Niet al die problemen zijn exclusief toe te schrijven aan voortijdig schoolverlaten. Soms zijn andere factoren in het spel, zoals gedragsproblemen. Die leiden dan tot zowel schooluitval als een zwakkere positie op de arbeidsmarkt. Raken alle voortijdig schoolverlaters in de goot? Nee, gelukkig is dat niet zo. Een flink deel vindt ‘passend werk’. Van de jongeren die in 2012 het onderwijs voortijdig verlieten, zo blijkt uit cijfers van het Centraal Bureau voor Statistiek (CBS), had vier jaar later, in 2016, 32% een baan; 45% keerde terug naar het onderwijs. Een kleinere groep van 19% bleef zonder baan, van 4% is de status onbekend. Zouden we dit doorrekenen naar de huidige vsv-cijfers, dan hebben we over vier jaar naar verwachting te maken met ongeveer 6.000 jongeren om wie we ons echt moeten bekommeren.

Oorzaken van voortijdig schoolverlaten

Er is veel onderzoek gedaan naar de oorzaken van voortijdig schoolverlaten. Zo schetst het Nederlands Jeugdinstituut (NJI) dat zowel kenmerken op individueel niveau als kenmerken van de omgeving het risico op schoolverzuim en voortijdig schoolverlaten vergroten (De Baat & Foolen, 2012).

Op het individuele vlak gaat het om sekse, leeftijd, etniciteit, schoolprestaties, handicaps, stoornissen, persoonlijkheidskenmerken en gedragsproblemen (zogenoemde kindfactoren). Zo blijkt bijvoorbeeld dat jongens bijna zeven maal meer dan meisjes risico lopen de school te verlaten zonder startkwalificatie, dat slechte schoolprestaties en een lager schooladvies samenhangen met schooluitval, dat jongeren met een handicap of stoornis meer moeite hebben met het behalen van een startkwalificatie en dat persoonlijkheidskenmerken zoals impulsiviteit, gebrekkige zelfcontrole en gebrekkige sociale vaardigheden risicofactoren zijn voor voortijdig schoolverlaten.

Naast deze kindfactoren spelen omgevingsfactoren een rol.

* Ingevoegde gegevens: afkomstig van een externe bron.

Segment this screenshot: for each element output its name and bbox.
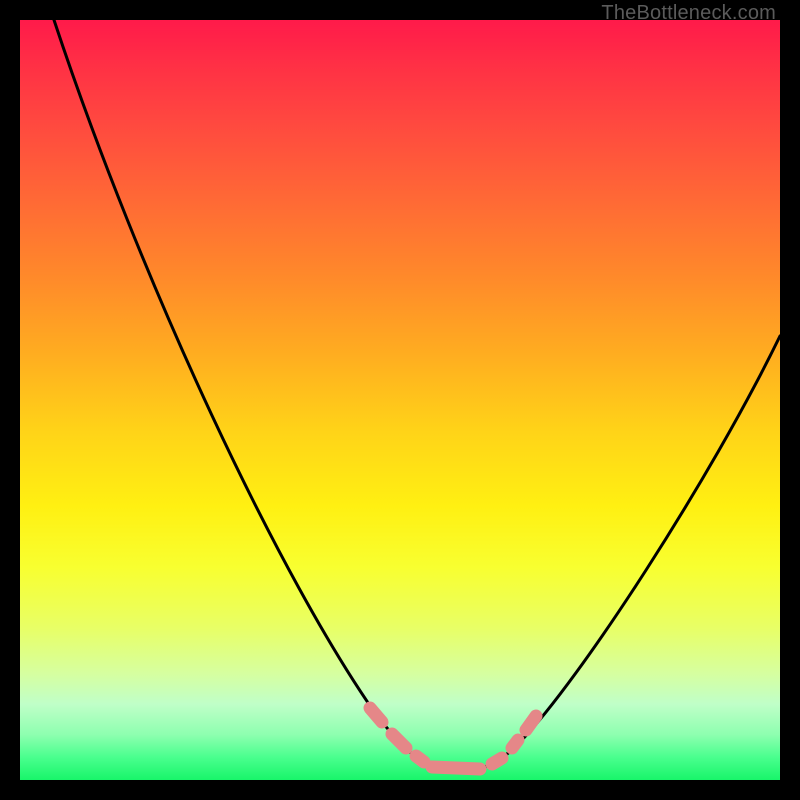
highlight-markers <box>370 708 536 769</box>
curve-layer <box>20 20 780 780</box>
bottleneck-curve <box>54 20 780 770</box>
chart-frame: TheBottleneck.com <box>0 0 800 800</box>
attribution-label: TheBottleneck.com <box>601 2 776 25</box>
plot-area <box>20 20 780 780</box>
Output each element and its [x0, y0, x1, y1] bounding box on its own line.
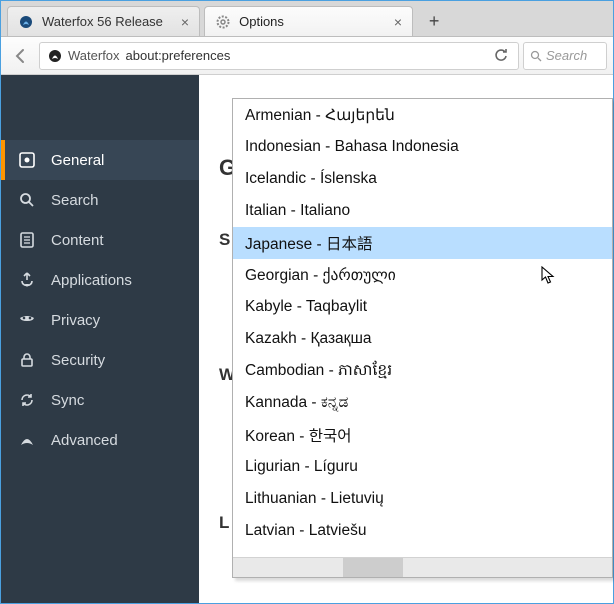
sidebar-label: Security: [51, 352, 105, 369]
sidebar-label: Search: [51, 192, 99, 209]
close-icon[interactable]: ×: [394, 14, 402, 30]
peek-letter: L: [219, 513, 229, 533]
language-option[interactable]: Ligurian - Líguru: [233, 451, 612, 483]
toolbar: Waterfox about:preferences Search: [1, 37, 613, 75]
tab-label: Options: [239, 14, 284, 29]
waterfox-icon: [18, 14, 34, 30]
waterfox-icon: [48, 49, 62, 63]
language-option[interactable]: Japanese - 日本語: [233, 227, 612, 259]
language-option[interactable]: Italian - Italiano: [233, 195, 612, 227]
sidebar-label: General: [51, 152, 104, 169]
language-option[interactable]: Kazakh - Қазақша: [233, 323, 612, 355]
sidebar-label: Content: [51, 232, 104, 249]
url-bar[interactable]: Waterfox about:preferences: [39, 42, 519, 70]
back-button[interactable]: [7, 42, 35, 70]
sidebar-item-search[interactable]: Search: [1, 180, 199, 220]
sidebar-label: Privacy: [51, 312, 100, 329]
peek-letter: S: [219, 230, 230, 250]
tab-waterfox-release[interactable]: Waterfox 56 Release ×: [7, 6, 200, 36]
applications-icon: [17, 270, 37, 290]
reload-icon[interactable]: [494, 49, 510, 63]
search-icon: [530, 50, 542, 62]
language-option[interactable]: Kannada - ಕನ್ನಡ: [233, 387, 612, 419]
tab-options[interactable]: Options ×: [204, 6, 413, 36]
sidebar-label: Sync: [51, 392, 84, 409]
language-option[interactable]: Armenian - Հայերեն: [233, 99, 612, 131]
advanced-icon: [17, 430, 37, 450]
language-option[interactable]: Kabyle - Taqbaylit: [233, 291, 612, 323]
scrollbar-thumb[interactable]: [343, 558, 403, 578]
dropdown-list: Armenian - ՀայերենIndonesian - Bahasa In…: [233, 99, 612, 557]
language-dropdown[interactable]: Armenian - ՀայերենIndonesian - Bahasa In…: [232, 98, 613, 578]
sidebar-item-security[interactable]: Security: [1, 340, 199, 380]
sidebar-item-sync[interactable]: Sync: [1, 380, 199, 420]
language-option[interactable]: Indonesian - Bahasa Indonesia: [233, 131, 612, 163]
language-option[interactable]: Latvian - Latviešu: [233, 515, 612, 547]
sidebar-item-applications[interactable]: Applications: [1, 260, 199, 300]
search-box[interactable]: Search: [523, 42, 607, 70]
search-icon: [17, 190, 37, 210]
sync-icon: [17, 390, 37, 410]
language-option[interactable]: Korean - 한국어: [233, 419, 612, 451]
privacy-icon: [17, 310, 37, 330]
content-icon: [17, 230, 37, 250]
general-icon: [17, 150, 37, 170]
sidebar-item-general[interactable]: General: [1, 140, 199, 180]
gear-icon: [215, 14, 231, 30]
sidebar-item-advanced[interactable]: Advanced: [1, 420, 199, 460]
url-text: about:preferences: [126, 48, 488, 63]
dropdown-scrollbar[interactable]: [233, 557, 612, 577]
new-tab-button[interactable]: +: [421, 8, 447, 34]
language-option[interactable]: Georgian - ქართული: [233, 259, 612, 291]
preferences-sidebar: General Search Content Applications Priv…: [1, 75, 199, 603]
tab-label: Waterfox 56 Release: [42, 14, 163, 29]
sidebar-item-privacy[interactable]: Privacy: [1, 300, 199, 340]
sidebar-label: Advanced: [51, 432, 118, 449]
sidebar-label: Applications: [51, 272, 132, 289]
lock-icon: [17, 350, 37, 370]
language-option[interactable]: Lithuanian - Lietuvių: [233, 483, 612, 515]
language-option[interactable]: Cambodian - ភាសាខ្មែរ: [233, 355, 612, 387]
tab-strip: Waterfox 56 Release × Options × +: [1, 1, 613, 37]
sidebar-item-content[interactable]: Content: [1, 220, 199, 260]
language-option[interactable]: Icelandic - Íslenska: [233, 163, 612, 195]
identity-label: Waterfox: [68, 48, 120, 63]
close-icon[interactable]: ×: [181, 14, 189, 30]
search-placeholder: Search: [546, 48, 587, 63]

Het NJI noemt onder andere gezinskenmerken, zoals een lage sociaal-economische status (ses), en schoolkenmerken, zoals een onveilig schoolklimaat of veel verschillende etnische achtergronden, als risicofactoren voor voortijdig schoolverlaten. Tot slot wijst het NJI op de cumulatie van factoren. Zo blijkt dat kinderen uit achterstandssituaties vaker te maken hebben met een opeenstapeling van risicofactoren.

In 2008 stelde ook Oberon dat er van een-op-een relaties zelden sprake is: uitval (of diplomasucces) laat zich niet altijd door individuele factoren voorspellen. Een student met acht risicofactoren loopt een grote kans om uit te vallen, maar kan ook zijn opleiding afmaken als hij bijvoorbeeld een inspirerende en betrokken docent heeft. Een student met één risicofactor loopt een kleine kans om uit te vallen, maar kan desondanks het onderwijs voortijdig verlaten.

Aantallen nemen weer toe

Het aantal voortijdig schoolverlaters is in de periode 2005-2016 spectaculair gedaald. Waren het er in 2005-2006 nog 52.700, in 2015-2016 was dit aantal meer dan gehalveerd tot 22.953. Een opzienbarende ontwikkeling. Sindsdien stijgt het aantal vsv’ers echter weer (onderwijsincijfers.nl). In 2016-2017 waren er 23.744 vsv’ers (1,75% van het totale aantal onderwijsdeelnemers in de leeftijdscategorie 12 tot 23 jaar) en in 2017-2018 waren dit er 25.848 (1,91%).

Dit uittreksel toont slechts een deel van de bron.